Julia conta que após entender a violência que sofreu, buscou orientação jurídica para fazer uma denúncia formal. No entanto, foi informada que até setembro 2018 valia uma regra que determinava que a violência sexual tinha que ser denunciada em até seis meses do ocorrido. Como esse prazo já tinha vencido, a atriz não pode buscar uma resposta na Justiça contra seu ex-parceiro. Para os casos ocorridos depois isso, esse prazo não se aplica mais e as vítimas têm mais tempo para decidir denunciar ou não.
— Na época, eu já sabia de outra mulher que tinha sofrido a mesma coisa por essa mesma pessoa. Fiquei muito frustrada por não poder denunciar. Mas decidi compartilhar a minha história como uma forma de alertar outras mulheres que estão nessa situação e ainda podem buscar justiça. Até porque, a principal violência que eu sofri não é muito falada, nem sequer entendida. Achei que seria muito importante trazer isso a público e abrir esse debate.
A decisão pela denúncia não é comum. Muitas mulheres acabam não revelando a violência que viveram, ou ainda vivem, por sentirem culpa, vergonha e pelo medo de serem desacreditadas.
— A mulher que sofre violência sexual ainda é muito desacreditada. Os estereótipos de gênero ainda permeiam todo o sistema de Justiça. Além disso, essa é uma violência muito difícil de provar, porque assim como qualquer violência doméstica e familiar, ela é praticada no ambiente privado e raramente há testemunhas. Há toda uma estrutura cultural que acaba protegendo esse sujeito e até fomentando a prática — diz Nascimento.

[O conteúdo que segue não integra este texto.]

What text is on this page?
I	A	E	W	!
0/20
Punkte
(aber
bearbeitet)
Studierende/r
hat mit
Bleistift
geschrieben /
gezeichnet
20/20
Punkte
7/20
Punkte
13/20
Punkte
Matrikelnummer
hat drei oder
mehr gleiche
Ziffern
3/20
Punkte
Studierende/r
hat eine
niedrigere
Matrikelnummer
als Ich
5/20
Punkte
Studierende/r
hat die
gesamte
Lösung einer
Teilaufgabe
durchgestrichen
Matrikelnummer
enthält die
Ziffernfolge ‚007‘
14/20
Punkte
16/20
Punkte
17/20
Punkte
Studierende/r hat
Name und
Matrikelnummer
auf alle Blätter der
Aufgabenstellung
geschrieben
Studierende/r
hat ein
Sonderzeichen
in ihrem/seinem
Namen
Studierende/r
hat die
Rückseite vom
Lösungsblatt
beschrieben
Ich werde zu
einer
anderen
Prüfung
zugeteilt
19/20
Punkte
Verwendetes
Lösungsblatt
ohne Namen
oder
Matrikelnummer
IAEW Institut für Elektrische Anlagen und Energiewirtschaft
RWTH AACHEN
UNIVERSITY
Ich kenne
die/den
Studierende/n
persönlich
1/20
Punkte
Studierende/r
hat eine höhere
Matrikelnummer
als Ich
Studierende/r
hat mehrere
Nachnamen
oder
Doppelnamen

As possíveis consequências para a vítima são inúmeras e vão desde a perda total da autoestima, ao estresse pós-traumático, até depressão e ideações suicidas, explica a psicóloga Kátia Rosa. Por isso, ela recomenda que a mulher busque ajuda de alguma forma, mesmo que não deseje fazer uma denúncia formal.
— Quando se percebe nessa situação, é importante buscar ajuda. Conversar com a melhor amiga, com uma confidente, com o médico do posto, a ginecologista, buscar uma rede de apoio para se fortificar e ver qual é a saída que existe para essa situação de violência — diz Rosa, ressaltando que essa escuta deve ser feita por profissionais, familiares ou amigos sem julgamentos.
Nascimento também orienta que, se resolver denunciar, a mulher pode buscar ajuda e orientação na defensoria pública para que não seja revitimizada durante o processo.